TIME: 08:03:10 GMT SUNDAY 19 JUNE 2050

“The compensator masses are down,” Carole said, turning to Pierre. “Now it is Dragon Slayer’s turn.”

Pierre, ignoring the small screen pager on his wrist, reached over to a nearby console. “Page crew of Dragon Slayer!”

The console blinked.

PAGING CESAR RAMIREZ WONG
PAGING JEAN KELLY THOMAS
PAGING AMALITA SHAKHASHIRI DRAKE
PAGING SEIKO KAUFFMANN TAKAHASHI
PAGING ABDUL NKOMI FAROUK

Pierre watched as the “Page acknowledged” mark appeared in front of each name. The computer had found them all busy at one task or another onboard the Dragon Slayer. He leaned forward and asked, “Does everything look good for a departure at 0930?” He reached down and flicked the audio output panel to avoid the screen clutter from a multiple response. The computer fed him the positive confirmations one at a time. Dragon Slayer was ready to go.

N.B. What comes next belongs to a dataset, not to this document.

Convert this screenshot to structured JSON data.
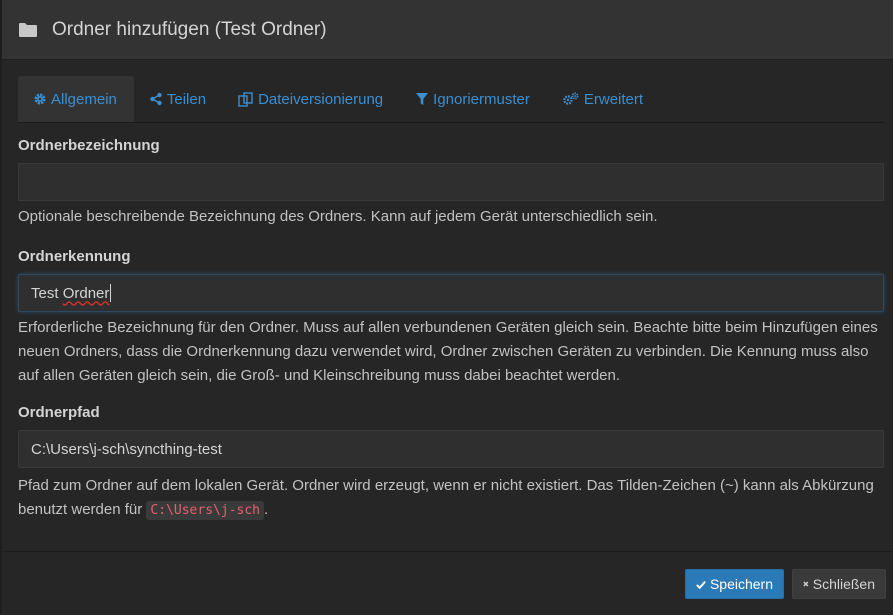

Kicking off from the console, Pierre floated across the bridge of St. George, then pulled his way down the tunnels to the launching hangar that contained the seven meter sphere that would be his home for the next eight days.

TIME: 09:10:15 GMT SUNDAY 19 JUNE 2050

It was twenty minutes to separation and the crew of Dragon Slayer gathered in the small lounge at the base of the ship. Pierre looked over the crew who were to share the next eight days of danger, drudgery, and excitement with him. He couldn’t have picked a better group. All had at least double-doctorates despite their youthful ages. Jean, Amalita, and Abdul each had a Ph.D. in astrophysics and a doctorate in one aspect or another of electrical engineering. “Doc” Cesar Wong (the only “real” doctor on Dragon Slayer) had the unusual
combination of an M.D. in aerospace medicine and a Ph.D. in supermagnetics. Pierre himself had a Ph.D. in high-density nucleonic theory, and doctorates in gravitational engineering and journalism. Seiko, at 32, had them all beat. At last count she had four doctorates and expected to earn another as the result of their trip. Although each was a specialist in one aspect or another of neutron star physics, they had cross-trained so that each one of them could carry out any portion of the detailed science schedule that Dragon Slayer’s crew was on. Pierre spoke.

“After separation we will be on ten-hour interlocking duty shifts. There will be a two-hour overlap so the new person coming on duty can be debriefed on the status of the experiments before taking over. It is now 0912 so Abdul, Seiko and Doc are on duty, with Doc on his mid-shift meal break and Seiko to go off duty at 1000. We had better get into the routine, so the rest of us should relax now. I know we aren’t going to quarters during breakaway, but our shift will be coming up soon, so make sure that you get some sleep, and don’t spend your off hours just watching the others work.”

The time for separation approached, and they all went up to the main deck where each would have a viewport. The breakaway was quiet and uneventful. The procedure consisted of opening the hatch doors of the huge mother ship, unlocking the attachment fittings, and slowly backing the larger ship away from the freely falling sphere. Pierre had been right—no one went to quarters as the small sphere floated away from the immense side of the interstellar ark.

Cesar spoke. “It is always awe-inspiring to be outside, and up this close. The last time for me was when I came on board two years ago.”